Well, this isn't good news for Nissan. After getting off to a rather sluggish start in terms of sales, the Leaf, Nissan's much-hyped electric vehicle, has been experiencing problems with starting. Those few customers who have bought the Leaf have reported that it sometimes fails to start. Nissan announced that it is launching an official probe into the matter.

Nissan says that the problem is limited to a select number of Leaf models and that it is caused by a sensor in the air conditioning unit. Models in both the U.S. and Japan have experienced problems.

The company explained in a statement: "Nissan has recently become aware of an issue on a small number of Nissan Leafs with a sensor in the air-conditioning system. If this sensor is activated, it will illuminate a warning light on the instrument panel and may cause the vehicle to not restart once it has been turned off. We are actively investigating to determine the root cause and what action is necessary to address the issue."

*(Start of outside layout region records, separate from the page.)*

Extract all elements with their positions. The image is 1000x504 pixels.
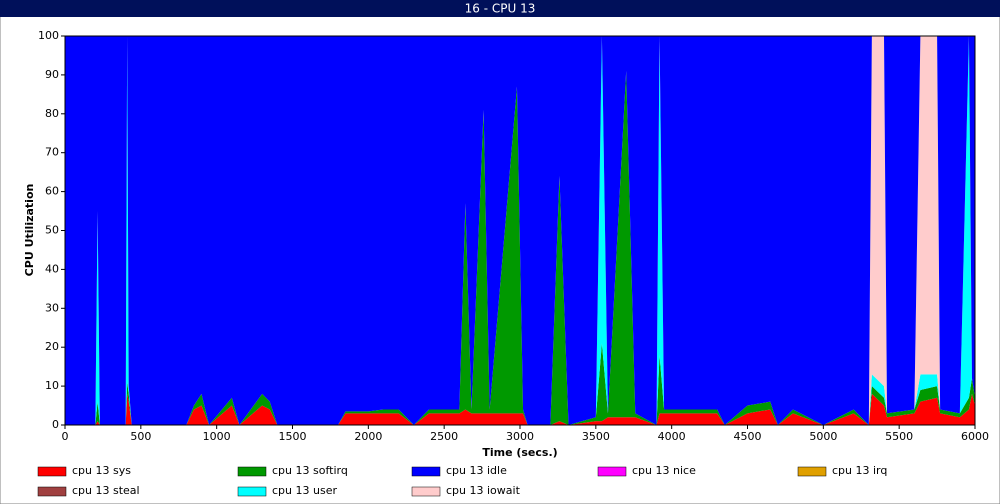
- legend-swatch: [411, 466, 441, 477]
- legend-swatch: [597, 466, 627, 477]
- x-tick-label: 2000: [354, 430, 382, 443]
- legend-swatch: [37, 486, 67, 497]
- y-tick-label: 100: [38, 29, 59, 42]
- area-0: [65, 393, 975, 425]
- legend-swatch: [797, 466, 827, 477]
- x-tick-label: 3000: [506, 430, 534, 443]
- legend-label: cpu 13 idle: [446, 464, 507, 477]
- x-axis-label: Time (secs.): [482, 446, 557, 459]
- x-tick-label: 5000: [809, 430, 837, 443]
- chart-title: 16 - CPU 13: [465, 2, 536, 16]
- x-tick-label: 4500: [734, 430, 762, 443]
- legend-swatch: [411, 486, 441, 497]
- legend-swatch: [237, 466, 267, 477]
- title-bar: [0, 0, 1000, 17]
- legend: cpu 13 sys cpu 13 softirq cpu 13 idle cpu 1…: [37, 464, 887, 497]
- y-tick-label: 10: [45, 379, 59, 392]
- y-tick-label: 0: [52, 418, 59, 431]
- x-tick-label: 2500: [430, 430, 458, 443]
- legend-label: cpu 13 softirq: [272, 464, 348, 477]
- legend-label: cpu 13 nice: [632, 464, 696, 477]
- plot-area: [65, 36, 975, 425]
- legend-label: cpu 13 sys: [72, 464, 131, 477]
- y-tick-label: 70: [45, 146, 59, 159]
- legend-label: cpu 13 irq: [832, 464, 887, 477]
- area-2: [65, 36, 975, 425]
- x-tick-label: 1000: [203, 430, 231, 443]
- x-tick-label: 0: [62, 430, 69, 443]
- y-tick-label: 80: [45, 107, 59, 120]
- x-tick-label: 3500: [582, 430, 610, 443]
- y-tick-label: 30: [45, 301, 59, 314]
- y-tick-label: 60: [45, 185, 59, 198]
- legend-label: cpu 13 iowait: [446, 484, 521, 497]
- legend-swatch: [37, 466, 67, 477]
- y-tick-label: 50: [45, 224, 59, 237]
- x-tick-label: 4000: [658, 430, 686, 443]
- legend-swatch: [237, 486, 267, 497]
- legend-label: cpu 13 user: [272, 484, 337, 497]
- x-tick-label: 6000: [961, 430, 989, 443]
- legend-label: cpu 13 steal: [72, 484, 140, 497]
- y-tick-label: 40: [45, 262, 59, 275]
- x-tick-label: 5500: [885, 430, 913, 443]
- y-tick-label: 20: [45, 340, 59, 353]
- area-7: [65, 36, 975, 425]
- y-tick-label: 90: [45, 68, 59, 81]
- x-tick-label: 500: [130, 430, 151, 443]
- y-axis-label: CPU Utilization: [23, 184, 36, 277]
- x-tick-label: 1500: [279, 430, 307, 443]
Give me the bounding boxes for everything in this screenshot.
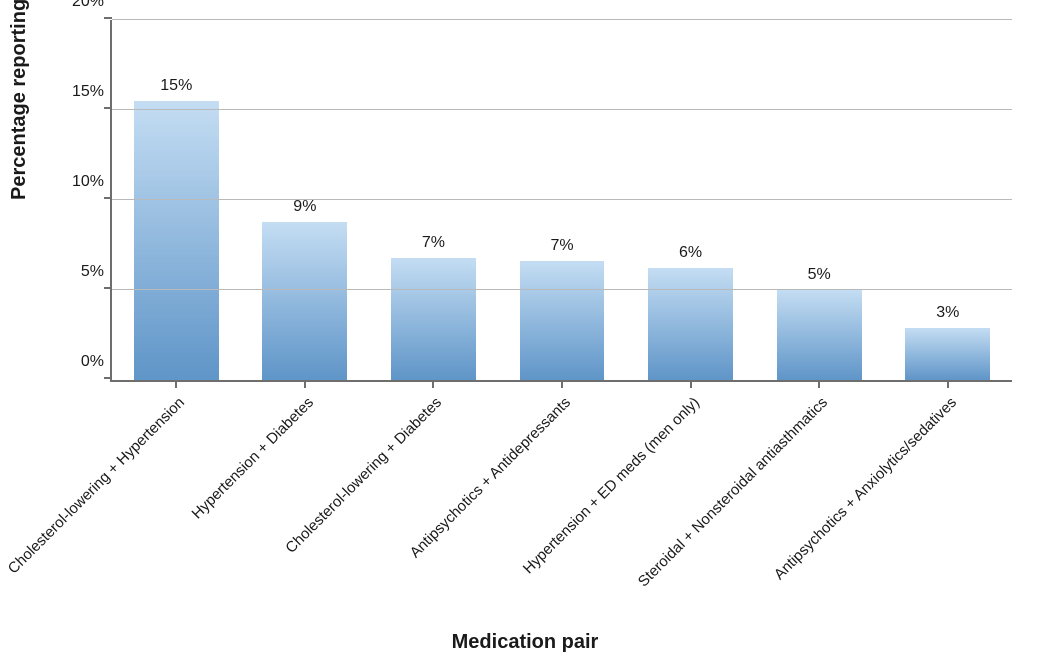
bar-chart: Percentage reporting use 15% 9% 7% 7% 6% 5% 3%…: [0, 0, 1050, 662]
y-tick-label: 10%: [72, 173, 112, 191]
gridline: [112, 109, 1012, 110]
bar-value-label: 3%: [936, 304, 959, 322]
y-tick-mark: [104, 197, 112, 199]
y-tick-mark: [104, 377, 112, 379]
x-axis-title: Medication pair: [0, 631, 1050, 654]
y-axis-title: Percentage reporting use: [8, 0, 31, 200]
bar-slot: 5%: [755, 20, 884, 380]
bar-value-label: 7%: [422, 234, 445, 252]
x-tick-label: Hypertension + Diabetes: [188, 394, 316, 522]
bar: [905, 328, 990, 380]
y-tick-mark: [104, 287, 112, 289]
gridline: [112, 199, 1012, 200]
bar: [262, 222, 347, 380]
bar-value-label: 15%: [160, 77, 192, 95]
y-tick-label: 20%: [72, 0, 112, 11]
bar: [648, 268, 733, 380]
x-tick-mark: [690, 380, 692, 388]
x-tick-label: Cholesterol-lowering + Hypertension: [5, 394, 188, 577]
gridline: [112, 289, 1012, 290]
bar-value-label: 9%: [293, 198, 316, 216]
y-tick-label: 0%: [81, 353, 112, 371]
x-tick-mark: [561, 380, 563, 388]
y-tick-label: 5%: [81, 263, 112, 281]
x-tick-mark: [947, 380, 949, 388]
bar: [777, 290, 862, 380]
bar: [520, 261, 605, 380]
bar-slot: 7%: [369, 20, 498, 380]
bar-slot: 6%: [626, 20, 755, 380]
x-tick-mark: [175, 380, 177, 388]
bar-slot: 15%: [112, 20, 241, 380]
bar-value-label: 5%: [808, 266, 831, 284]
y-tick-label: 15%: [72, 83, 112, 101]
bar-slot: 3%: [883, 20, 1012, 380]
bar: [391, 258, 476, 380]
gridline: [112, 19, 1012, 20]
bar-value-label: 6%: [679, 244, 702, 262]
bar-group: 15% 9% 7% 7% 6% 5% 3%: [112, 20, 1012, 380]
x-tick-label: Cholesterol-lowering + Diabetes: [283, 394, 446, 557]
bar: [134, 101, 219, 380]
y-tick-mark: [104, 17, 112, 19]
plot-area: 15%9%7%7%6%5%3% Cholesterol-lowering + H…: [110, 20, 1012, 382]
y-tick-mark: [104, 107, 112, 109]
x-tick-mark: [818, 380, 820, 388]
bar-slot: 9%: [241, 20, 370, 380]
bar-slot: 7%: [498, 20, 627, 380]
x-tick-mark: [304, 380, 306, 388]
x-tick-mark: [432, 380, 434, 388]
bar-value-label: 7%: [550, 237, 573, 255]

Nissan says that the Leaf's engine will not shut down during driving and the problem, therefore, does not pose a safety hazard. No problems, unless, of course, you're relying on your Nissan Leaf to escape an armed stalker or herd of wild animals.

The issue is not an ideal situation in terms of the Leaf's public image. The Leaf, which launched late last year at roughly the same time as the Chevy Volt, already suffers from range anxiety—the feeling that an electric car that promises only 100 miles of driving per charge could leave you stranded. With this new problem relating to the engine starting, the Leaf could leave you stranded even when it's fully charged.

After taking 20,000 reservations for the Leaf last year and having a positive media campaign focused on the car's efficiency and the fact that it was the first mass-produced EV, Nissan Leaf sales have been slow. The company previously indicated that it is unlikely to sell all 20,000 models this year, and that only about 40 percent of reservees have been following through with buying the Leaf. Estimates put the number of Leafs sold in the U.S. through March at around 450; about half of the 928 Volts Chevy had sold through February.